Renault’s Sporty Alpine Brand Eyeing All-Electric U.S. Launch by 2028

Renault CEO Luca de Meo has confirmed the company is looking to make a return to the United States, most probably with its sporty sub-brand Alpine, and possibly by 2027 or 2028. De Meo says Alpine, which last week revealed an exciting electric hot-hatch concept, the A290_ß, the production version of which will share its platform with the recently announced Renault 5 EV, already has Tiguan-sized EV crossover under development for launch in 2025 and is contemplating two even bigger EVs for the U.S. market.

“The U.S. is an opportunity we will be looking at,” de Meo told the Financial Times Future of the Car summit in London, “and if we find an opportunity it will probably be with the Alpine brand.” Why Alpine? Renault exited the U.S. in 1987 after selling AMC to Chrysler—though Renault engineer François Castaing stayed in Detroit to famously engineer the Jeep Cherokee and the Chrysler LH cars, among many others—and Alpine is perhaps better known to Americans because of its presence in Formula 1.

Significantly, de Meo acknowledges that both the A290_ß, which will launch in Europe in 2024, and the larger EV crossover coming in 2025 are both too small to attract enough buyers in the U.S. “We are looking at bigger cars because we need them to get access to richer markets,” he says. These bigger Alpine EVs would be a coupe and an SUV, says de Meo, each roughly the size of a C-Class or E-Class Mercedes-Benz and scheduled to appear in 2027 or 2028.

Alpine’s light and nimble A110 coupe is a highly engaging car—legendary grand prix racer and hypercar designer Gordon Murray uses one as his daily driver—so upsizing, creating SUVs, and making the switch to heavier EV powertrains presents a real challenge for the brand. The A290_ß concept provides some clues as to how it might be done.

Like the Renault 5 EV, the production version of the 160-inch long, 73-inch wide A290_ß will roll on Renault’s new single-motor front-drive CMF-EV electric vehicle architecture, which has been developed in conjunction with Nissan and Mitsubishi. The platform features a multi-link rear axle for better ride and handling.

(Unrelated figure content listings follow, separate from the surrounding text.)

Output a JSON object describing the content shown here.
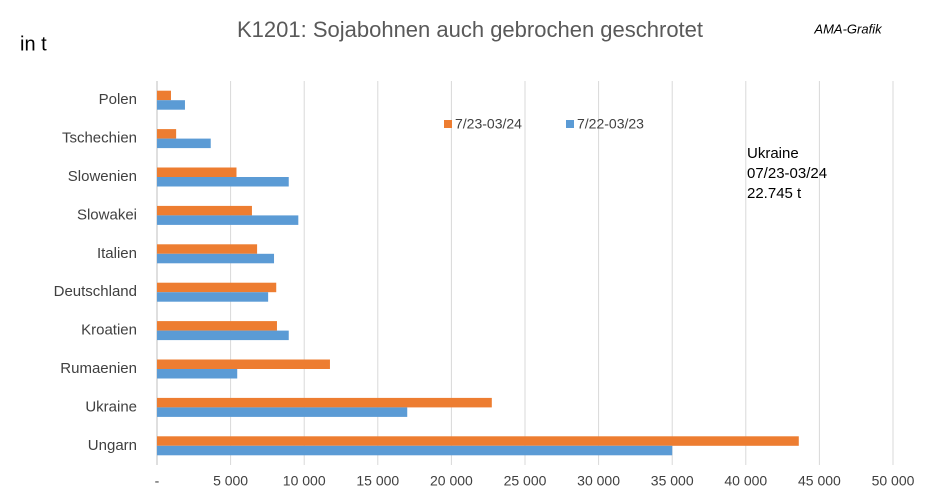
{
  "chart_data": {
    "type": "barh",
    "title": "K1201: Sojabohnen auch gebrochen geschrotet",
    "unit_label": "in t",
    "source": "AMA-Grafik",
    "annotation": [
      "Ukraine",
      "07/23-03/24",
      "22.745 t"
    ],
    "categories": [
      "Polen",
      "Tschechien",
      "Slowenien",
      "Slowakei",
      "Italien",
      "Deutschland",
      "Kroatien",
      "Rumaenien",
      "Ukraine",
      "Ungarn"
    ],
    "series": [
      {
        "name": "7/23-03/24",
        "color": "#ED7D31",
        "values": [
          950,
          1300,
          5400,
          6450,
          6800,
          8100,
          8150,
          11750,
          22745,
          43600
        ]
      },
      {
        "name": "7/22-03/23",
        "color": "#5B9BD5",
        "values": [
          1900,
          3650,
          8950,
          9600,
          7950,
          7550,
          8950,
          5450,
          17000,
          35000
        ]
      }
    ],
    "xlim": [
      0,
      50000
    ],
    "xticks": [
      {
        "value": 0,
        "label": "-"
      },
      {
        "value": 5000,
        "label": "5 000"
      },
      {
        "value": 10000,
        "label": "10 000"
      },
      {
        "value": 15000,
        "label": "15 000"
      },
      {
        "value": 20000,
        "label": "20 000"
      },
      {
        "value": 25000,
        "label": "25 000"
      },
      {
        "value": 30000,
        "label": "30 000"
      },
      {
        "value": 35000,
        "label": "35 000"
      },
      {
        "value": 40000,
        "label": "40 000"
      },
      {
        "value": 45000,
        "label": "45 000"
      },
      {
        "value": 50000,
        "label": "50 000"
      }
    ],
    "grid": true
  }
}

While the Renault’s entry-level e-motor is rated at 134 horsepower, however, the A290_ß is expected to start with 215 hp. Torque vectoring will be used to deliver the same stability under braking and acceleration as a mechanical limited slip differential, Brembo brakes will be standard, and the suspension has been tuned with details such as hydraulic bump stops to ensure a controlled yet compliant ride. The A290_ß will be fitted with a new 52 kWh battery pack that is lighter than the similar capacity unit fitted to the current Renault Zoe EV.

CMF-EV is a highly flexible architecture, which means its length and track can be increased to create the Alpine coupe and SUV EVs sized to appeal to American buyers. The platform can also package a rear motor to deliver more power and all-wheel drive.

The A290_ß concept not only suggests future Alpine models will be more powerful and sportier to drive than their Renault counterparts, but will also be more aggressively styled, with aerodynamics fine-tuned by the Alpine F1 team engineers. Expect the distinctive X-shaped light graphic—a nod to the tape put across the headlights of race and rally cars in the 1960s—to be replicated on the production model, and to become a brand signature across the range.

How likely is it Alpine will come to America? It’s more likely that you think. A coming wave of Chinese EVs threatens Renault’s traditional mass-market position in Europe, which is why de Meo says he wants to move the center of gravity of the brand upwards over there. But he also needs to sell more cars in markets where Renault currently doesn’t have a strong presence. Against that background, bringing to America Alpine, with its sports car history and glamorous F1 links giving it a more premium appeal than the quotidian Renault brand, seems like a logical strategy.